Nursing excellence at UC Davis Medical Center again receives national recognition
Hospital earns prestigious Magnet Program Designation renewal
UC Davis Medical Center continues to be among elite clinical-care institutions in the nation. This week, the American Nurses Credentialing Center (ANCC) announced that it has renewed the hospital’s Magnet® designation for another four-year term.
Magnet designation is the highest form of recognition for nursing excellence in the country, and it serves as a benchmark for the quality of care patients receive. Only about 8 percent of the hospitals in the nation have achieved the designation, and UC Davis Medical Center is the only hospital in the Sacramento region with it.
“I’m really proud ANCC has again honored UC Davis Medical Center as a Magnet designated organization,” said Toby Marsh, chief nursing and patient care services officer at UC Davis Medical Center. “What it really represents is the hard work that all the members of the care team across UC Davis Health do to provide our patients with the best possible care at all times.”
The chair of the Commission on Magnet Recognition, Donna Havens, called Marsh yesterday as part a gathering of more than 100 people on UC Davis’ Sacramento campus who anticipated the good news. Havens noted a number of accomplishments – what the commission calls ‘exemplars’ – of good nursing practices and initiatives that enabled UC Davis to achieve the renewed honor. She pointed to daily safety huddles, nurse education and training, and the leveraging of the hospital’s electronic medical records to reduce infections as among the exemplars of excellence.

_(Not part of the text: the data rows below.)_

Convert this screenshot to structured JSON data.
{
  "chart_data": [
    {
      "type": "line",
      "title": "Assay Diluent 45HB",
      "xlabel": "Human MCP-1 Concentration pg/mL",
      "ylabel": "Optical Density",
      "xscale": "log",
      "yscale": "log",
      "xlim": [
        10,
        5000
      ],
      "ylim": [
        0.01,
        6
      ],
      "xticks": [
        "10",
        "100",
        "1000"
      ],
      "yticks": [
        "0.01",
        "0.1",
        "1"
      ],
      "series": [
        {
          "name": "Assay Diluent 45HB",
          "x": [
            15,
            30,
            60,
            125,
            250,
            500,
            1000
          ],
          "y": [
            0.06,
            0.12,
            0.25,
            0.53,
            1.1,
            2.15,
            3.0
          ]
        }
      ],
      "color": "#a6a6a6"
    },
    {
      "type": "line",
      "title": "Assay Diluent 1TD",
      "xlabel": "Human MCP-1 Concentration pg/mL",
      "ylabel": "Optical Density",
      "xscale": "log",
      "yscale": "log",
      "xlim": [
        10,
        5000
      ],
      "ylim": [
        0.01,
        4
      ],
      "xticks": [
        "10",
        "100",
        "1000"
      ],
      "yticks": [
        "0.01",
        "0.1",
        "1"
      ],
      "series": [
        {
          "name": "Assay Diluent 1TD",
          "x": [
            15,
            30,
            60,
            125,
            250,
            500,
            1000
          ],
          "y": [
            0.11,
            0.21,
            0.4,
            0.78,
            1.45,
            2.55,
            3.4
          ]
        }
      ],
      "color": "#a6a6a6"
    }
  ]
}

“UC Davis Medical Center is now one of the 36 organizations in California [to achieve Magnet status], which is testament to your commitment to nursing excellence to support the entire health care team and, most importantly, to the patients and families you serve,” said Haven.
The medical center’s nursing team began the rigorous journey toward Magnet renewal more than two years ago. Earlier this year, a team led by the hospital’s Magnet Program Director Ellen Kissinger submitted more than 4,000 pages of documents and other materials required for renewal.

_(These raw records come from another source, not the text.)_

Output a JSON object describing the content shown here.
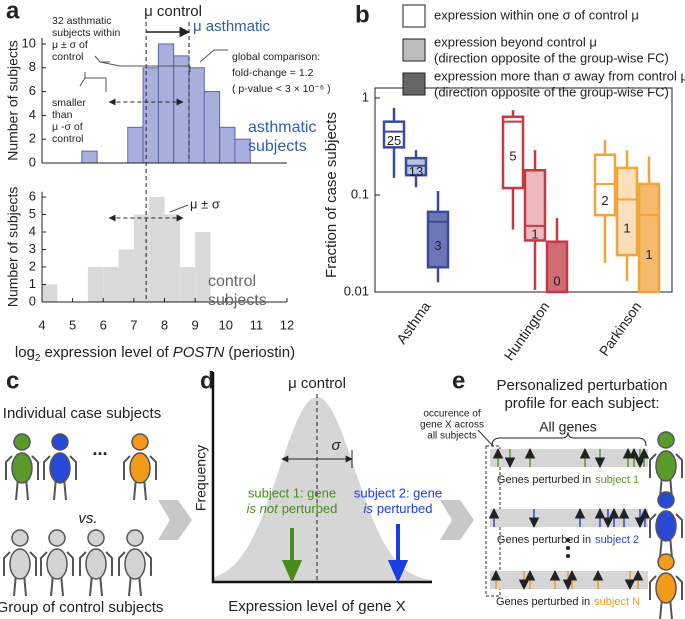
{
  "panel_labels": [
    "a",
    "b",
    "c",
    "d",
    "e"
  ],
  "chart_data": [
    {
      "type": "histogram",
      "ylabel": "Number of subjects",
      "bins": [
        5.3,
        5.8,
        6.3,
        6.8,
        7.3,
        7.8,
        8.3,
        8.8,
        9.3,
        9.8,
        10.3,
        10.8
      ],
      "values": [
        1,
        0,
        0,
        3,
        8,
        10,
        9,
        8,
        6,
        3,
        2
      ],
      "color": "#a9afdd",
      "edgecolor": "#5b64b0",
      "xlim": [
        4,
        12
      ],
      "ylim": [
        0,
        10.5
      ],
      "yticks": [
        0,
        2,
        4,
        6,
        8,
        10
      ],
      "asthmatic_mean": 8.8,
      "annotations": {
        "mu_control": "μ control",
        "mu_asthmatic": "μ asthmatic",
        "within": [
          "32 asthmatic",
          "subjects within",
          "μ ± σ  of",
          "control"
        ],
        "smaller": [
          "smaller",
          "than",
          "μ -σ of",
          "control"
        ],
        "global": [
          "global comparison:",
          "fold-change = 1.2",
          "( p-value < 3 × 10⁻⁶ )"
        ],
        "series_label": [
          "asthmatic",
          "subjects"
        ]
      }
    },
    {
      "type": "histogram",
      "ylabel": "Number of subjects",
      "bins": [
        4.0,
        4.5,
        5.0,
        5.5,
        6.0,
        6.5,
        7.0,
        7.5,
        8.0,
        8.5,
        9.0,
        9.5
      ],
      "values": [
        1,
        0,
        0,
        2,
        2,
        3,
        5,
        6,
        5,
        2,
        4
      ],
      "color": "#d9d9d9",
      "xlim": [
        4,
        12
      ],
      "ylim": [
        0,
        6.3
      ],
      "yticks": [
        0,
        1,
        2,
        3,
        4,
        5,
        6
      ],
      "xticks": [
        4,
        5,
        6,
        7,
        8,
        9,
        10,
        11,
        12
      ],
      "xlabel": [
        "log",
        "2",
        "expression level of",
        "POSTN",
        "(periostin)"
      ],
      "control_mean": 7.4,
      "sigma": 1.2,
      "annotations": {
        "mu_sigma": "μ ± σ",
        "series_label": [
          "control",
          "subjects"
        ]
      }
    },
    {
      "type": "box",
      "ylabel": "Fraction of case subjects",
      "log": true,
      "ylim": [
        0.01,
        1
      ],
      "yticks": [
        0.01,
        0.1,
        1
      ],
      "categories": [
        "Asthma",
        "Huntington",
        "Parkinson"
      ],
      "colors": [
        "#3c4a9e",
        "#c23a44",
        "#f2a33a"
      ],
      "series": [
        {
          "name": "expression within one σ of control μ",
          "swatch": "#ffffff",
          "fill_opacity": 0,
          "boxes": [
            {
              "whislo": 0.15,
              "q1": 0.31,
              "med": 0.45,
              "q3": 0.57,
              "whishi": 0.79,
              "count": 25
            },
            {
              "whislo": 0.044,
              "q1": 0.118,
              "med": 0.57,
              "q3": 0.64,
              "whishi": 0.75,
              "count": 5
            },
            {
              "whislo": 0.02,
              "q1": 0.062,
              "med": 0.13,
              "q3": 0.26,
              "whishi": 0.37,
              "count": 2
            }
          ]
        },
        {
          "name": "expression beyond control μ",
          "name_note": "(direction opposite of the group-wise FC)",
          "swatch": "#bdbdbd",
          "fill_opacity": 0.35,
          "boxes": [
            {
              "whislo": 0.12,
              "q1": 0.16,
              "med": 0.2,
              "q3": 0.24,
              "whishi": 0.29,
              "count": 13
            },
            {
              "whislo": 0.0105,
              "q1": 0.034,
              "med": 0.048,
              "q3": 0.18,
              "whishi": 0.29,
              "count": 1
            },
            {
              "whislo": 0.013,
              "q1": 0.024,
              "med": 0.09,
              "q3": 0.19,
              "whishi": 0.29,
              "count": 1
            }
          ]
        },
        {
          "name": "expression more than σ away from control μ",
          "name_note": "(direction opposite of the group-wise FC)",
          "swatch": "#666666",
          "fill_opacity": 0.75,
          "boxes": [
            {
              "whislo": 0.0126,
              "q1": 0.018,
              "med": 0.053,
              "q3": 0.067,
              "whishi": 0.11,
              "count": 3
            },
            {
              "whislo": 0.01,
              "q1": 0.01,
              "med": 0.01,
              "q3": 0.033,
              "whishi": 0.058,
              "count": 0
            },
            {
              "whislo": 0.01,
              "q1": 0.01,
              "med": 0.062,
              "q3": 0.13,
              "whishi": 0.25,
              "count": 1
            }
          ]
        }
      ]
    }
  ],
  "panel_c": {
    "top": "Individual case subjects",
    "ellipsis": "...",
    "vs": "vs.",
    "bottom": "Group of control subjects"
  },
  "panel_d": {
    "mu_control": "μ control",
    "sigma": "σ",
    "ylabel": "Frequency",
    "subject1": [
      "subject 1: gene",
      "is not",
      "perturbed"
    ],
    "subject2": [
      "subject 2: gene",
      "is",
      "perturbed"
    ],
    "xlabel": "Expression level of gene X"
  },
  "panel_e": {
    "title": [
      "Personalized perturbation",
      "profile for each subject:"
    ],
    "occurrence": [
      "occurence of",
      "gene X across",
      "all subjects"
    ],
    "all_genes": "All genes",
    "row_prefix": "Genes perturbed in",
    "subjects": [
      "subject 1",
      "subject 2",
      "subject N"
    ]
  }
}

The application was followed by a four-day site visit in August, with ANCC appraisers touring nearly 70 nursing and related units and meeting with nearly 1100 people from throughout the health system.
According to the ANCC, Magnet designation indicates an organization in which nurses can flourish as professionals. These select health-care entities place an emphasis on providing their nursing staff with the professional autonomy to make clinical decisions at patient bedsides. They also involve nurses in decisions regarding the patient-care environment as well as enable more interdisciplinary collaborations with other care-team members.